El sevillano corta dos orejas tras una faena de ensueño a un buen cuvillo, El Juli sufre una cornada de 15 centímetros en el glúteo y Roca Rey logra un trofeo
Morante de la Puebla, en un sentido derechazo
ANDRÉS AMORÓSSevilla
Otra tarde para la historia, en el coso del Baratillo. En el último de los ocho toros que mata en esta Feria, Morante de la Puebla cuaja una faena de ensueño (lo de menos es que corta dos orejas). El Juli paga con sangre su casta y su ambición. Roca Rey asombra por su valor (una oreja).
Por una vez no se ha cumplido lo de la decepción que sigue a la expectación. Hace días se había puesto el cartel de “No hay billetes” y el ambiente era extraordinario. ¿Un acontecimiento social? ¡Ojalá los toros vuelvan a ponerse de moda! Además de eso, hemos vivido un espectáculo único, en sus distintas facetas: belleza, valor, riesgo, competencia... Para mí, solo ha faltado que los toros de Cuvillo, astifinos, de buen juego, tengan más fuerza. (Eso, hoy en día, parece pedir peras al olmo).
Había apostado muy fuerte Morante en esta Feria de su regreso, toreando cuatro tardes (una más, en San Miguel). Ni uno solo de los seis toros anteriores le habían dado posibilidades. Quema su último cartucho. Sale muy decidido, en el primero, dibujando verónicas desiguales (alguna, muy buena). Los derechazos no salen limpios porque el toro puntea; saboreamos dos naturales lentísimos pero el toro se apaga y todo se queda en chispazos de arte, sin llegar a la hoguera. Pero quedaba el cuarto, “Dudosito”. Se empeña el diestro en el capote: una chicuelina, lances a pies juntos, media. Lo alivia en los capotazos por alto. En el quite, recurre a las chicuelinas. El comienzo de faena es tan sorprendente y arriesgado que la gente – creo yo – no se entera: el pase cambiado, en tablas, a muleta plegada, que ha sido causa de tantas cornadas. El toro, muy justo de fuerza, saca gran nobleza y permite que Morante despliegue toda su estética: naturales y derechazos a cámara lentísima, que ponen de pie a la gente, enloquecida. También despliega su fantasía: cuando el toro pisa la muleta, la recoge del suelo y, a dos manos, improvisa un molinete que parece de la Edad de Oro del toreo.
Los naturales de frente son maravillosos y la forma de irse del toro, una delicia. El público ruge, no se cree lo que está viendo. Entrando con decisión, logra una buena estocada y sale pegando naturales; todavía aleja a los peones y acompaña al toro, en su agonía, como le gustaba hacer a Antonio Ordóñez. Las dos orejas son indiscutibles y la gente se felicita por haber podido ver esta faena.

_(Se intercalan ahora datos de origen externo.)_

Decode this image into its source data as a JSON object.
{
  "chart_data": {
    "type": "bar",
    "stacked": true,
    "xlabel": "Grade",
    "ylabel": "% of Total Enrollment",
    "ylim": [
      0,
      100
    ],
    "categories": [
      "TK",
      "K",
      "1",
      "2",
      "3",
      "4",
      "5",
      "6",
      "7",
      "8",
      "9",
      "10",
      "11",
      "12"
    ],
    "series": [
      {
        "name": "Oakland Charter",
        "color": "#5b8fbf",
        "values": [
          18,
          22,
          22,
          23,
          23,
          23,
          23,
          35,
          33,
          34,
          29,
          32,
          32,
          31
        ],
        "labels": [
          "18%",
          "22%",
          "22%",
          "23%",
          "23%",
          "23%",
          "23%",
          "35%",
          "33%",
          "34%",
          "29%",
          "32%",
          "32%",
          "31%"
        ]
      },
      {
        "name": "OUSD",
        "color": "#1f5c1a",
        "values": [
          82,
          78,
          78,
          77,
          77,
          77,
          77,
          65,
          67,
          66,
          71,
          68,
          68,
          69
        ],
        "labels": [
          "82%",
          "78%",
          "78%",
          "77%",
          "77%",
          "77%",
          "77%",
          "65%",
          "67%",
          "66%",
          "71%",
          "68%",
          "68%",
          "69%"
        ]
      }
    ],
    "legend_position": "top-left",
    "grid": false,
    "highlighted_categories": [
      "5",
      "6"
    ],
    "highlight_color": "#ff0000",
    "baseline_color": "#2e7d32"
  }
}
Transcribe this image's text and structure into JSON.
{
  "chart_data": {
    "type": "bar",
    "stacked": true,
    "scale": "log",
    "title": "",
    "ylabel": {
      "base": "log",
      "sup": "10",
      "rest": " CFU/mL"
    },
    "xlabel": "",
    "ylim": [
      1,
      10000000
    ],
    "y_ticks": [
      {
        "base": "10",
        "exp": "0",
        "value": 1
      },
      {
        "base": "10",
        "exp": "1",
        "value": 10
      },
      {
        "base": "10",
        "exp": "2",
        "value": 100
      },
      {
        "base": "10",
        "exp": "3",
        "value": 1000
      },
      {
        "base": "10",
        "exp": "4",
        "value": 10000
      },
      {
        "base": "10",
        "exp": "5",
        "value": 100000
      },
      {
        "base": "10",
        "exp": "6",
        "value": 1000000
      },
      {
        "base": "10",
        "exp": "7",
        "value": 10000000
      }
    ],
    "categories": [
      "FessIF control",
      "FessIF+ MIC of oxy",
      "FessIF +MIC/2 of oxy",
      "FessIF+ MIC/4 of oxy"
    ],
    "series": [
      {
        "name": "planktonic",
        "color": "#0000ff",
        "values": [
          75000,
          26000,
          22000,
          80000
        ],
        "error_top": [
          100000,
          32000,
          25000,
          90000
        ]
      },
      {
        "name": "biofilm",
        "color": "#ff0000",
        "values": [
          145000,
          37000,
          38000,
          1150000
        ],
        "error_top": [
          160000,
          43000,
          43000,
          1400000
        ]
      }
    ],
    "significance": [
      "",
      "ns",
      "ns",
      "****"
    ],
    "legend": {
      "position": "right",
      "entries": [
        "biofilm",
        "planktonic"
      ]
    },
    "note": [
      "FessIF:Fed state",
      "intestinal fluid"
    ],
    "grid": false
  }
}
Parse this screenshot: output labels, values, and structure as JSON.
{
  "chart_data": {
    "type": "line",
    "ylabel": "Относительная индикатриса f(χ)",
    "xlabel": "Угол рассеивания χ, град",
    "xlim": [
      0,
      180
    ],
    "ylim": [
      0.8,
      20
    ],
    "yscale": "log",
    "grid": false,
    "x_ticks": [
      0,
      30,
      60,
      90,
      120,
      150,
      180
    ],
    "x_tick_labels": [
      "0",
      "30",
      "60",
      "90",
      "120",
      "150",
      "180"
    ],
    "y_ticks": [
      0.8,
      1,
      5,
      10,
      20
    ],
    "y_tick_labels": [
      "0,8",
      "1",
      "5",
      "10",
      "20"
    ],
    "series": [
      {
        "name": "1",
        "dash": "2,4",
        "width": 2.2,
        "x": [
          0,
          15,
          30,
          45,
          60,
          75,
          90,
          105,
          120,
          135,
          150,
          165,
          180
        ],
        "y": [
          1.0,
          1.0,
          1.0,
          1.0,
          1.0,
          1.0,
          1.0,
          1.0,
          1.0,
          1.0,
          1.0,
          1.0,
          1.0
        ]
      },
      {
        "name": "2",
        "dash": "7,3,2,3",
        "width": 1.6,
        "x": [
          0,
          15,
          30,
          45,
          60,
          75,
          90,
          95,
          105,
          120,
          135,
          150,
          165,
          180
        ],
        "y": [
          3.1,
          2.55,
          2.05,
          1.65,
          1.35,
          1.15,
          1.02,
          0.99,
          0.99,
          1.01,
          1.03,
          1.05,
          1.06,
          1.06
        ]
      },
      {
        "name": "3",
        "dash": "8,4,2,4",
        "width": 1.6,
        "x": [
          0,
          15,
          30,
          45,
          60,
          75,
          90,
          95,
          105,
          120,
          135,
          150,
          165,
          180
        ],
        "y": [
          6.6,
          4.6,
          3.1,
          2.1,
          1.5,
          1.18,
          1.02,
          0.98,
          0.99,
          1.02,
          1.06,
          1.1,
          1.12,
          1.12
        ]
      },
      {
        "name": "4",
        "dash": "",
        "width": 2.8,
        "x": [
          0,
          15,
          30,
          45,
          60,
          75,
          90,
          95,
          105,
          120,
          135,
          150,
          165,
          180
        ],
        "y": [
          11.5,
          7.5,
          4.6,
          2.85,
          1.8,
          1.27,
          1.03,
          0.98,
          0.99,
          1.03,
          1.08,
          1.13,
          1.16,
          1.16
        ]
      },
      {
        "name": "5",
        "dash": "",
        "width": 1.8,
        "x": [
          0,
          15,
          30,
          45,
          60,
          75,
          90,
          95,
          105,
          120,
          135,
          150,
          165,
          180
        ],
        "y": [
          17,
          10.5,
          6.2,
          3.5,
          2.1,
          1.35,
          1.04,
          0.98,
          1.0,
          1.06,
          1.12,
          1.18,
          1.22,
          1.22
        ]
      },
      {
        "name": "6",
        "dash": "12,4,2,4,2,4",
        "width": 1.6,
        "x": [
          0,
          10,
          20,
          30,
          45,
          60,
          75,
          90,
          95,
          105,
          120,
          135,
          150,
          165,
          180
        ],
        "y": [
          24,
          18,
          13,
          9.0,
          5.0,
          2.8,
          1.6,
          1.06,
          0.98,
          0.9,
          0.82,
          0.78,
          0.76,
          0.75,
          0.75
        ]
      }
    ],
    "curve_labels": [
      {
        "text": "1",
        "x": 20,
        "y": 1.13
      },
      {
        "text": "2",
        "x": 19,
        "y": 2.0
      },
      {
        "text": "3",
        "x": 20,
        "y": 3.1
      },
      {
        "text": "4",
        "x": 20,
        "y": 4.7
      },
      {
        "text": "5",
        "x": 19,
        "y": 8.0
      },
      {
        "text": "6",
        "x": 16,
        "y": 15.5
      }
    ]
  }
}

Todos conocemos la casta del Juli, su orgullo profesional. En el segundo, que flojea, hace Roca Rey el primero de sus barrocos quites (no perdonará ni uno, en toda la tarde) y replica por chicuelinas. Brinda por televisión en recuerdo del ganadero Manuel Coimbra. La faena es técnica y valiente pero no remonta del todo. Mata con un salto exagerado y la espada queda mal. El quinto toro es muy flojo y parado. Después de la faena de Morante, resulta muy difícil conectar con el público, con otro estilo. Julián se empeña, a base de ambición y oficio: se “monta” encima del toro hasta que es revolcado dramáticamente. Por la sangre y la cojera, se nota que va herido. Mata a la tercera y pasa a la enfermería: sufre una cornada en el glúteo derecho, de pronóstico grave pero ha sellado su reconciliación con Sevilla.
El joven Roca Rey no se queda atrás en ningún momento. En sus dos faenas, muestra un valor tremendo, pero consciente, sabiendo muy bien lo que hace, y una capacidad fuera de lo común. En el tercero, alterna el clasicismo (suaves derechazos) con un valor casi tremendista, al aguantar los parones, y una variedad, al improvisar, que sorprende. Y, todo eso, sin sudar ni despeinarse. Al encuentro, la espada queda baja: oreja. En el último, que no ayuda nada, enlaza los cambiados con arrucinas, se saca al toro por donde quiere. La espada le impide cortar otra oreja pero deja una impresión inmejorable.
Al salir, veo venir, por la calle Iris, a un grupo de jóvenes que lleva en hombros a Morante, por las calles del Arenal, hasta el hotel, en Castelar: una estampa tan insólita como ha sido la faena. Por fin, Morante ha llegado al cielo; ese cielo tan azul, querido Antonio Burgos: el de “la Pura y Limpia” del Postigo, el de Murillo y Velázquez, el que rayan apenas los vencejos, a la caída de la tarde. El cielo de Sevilla.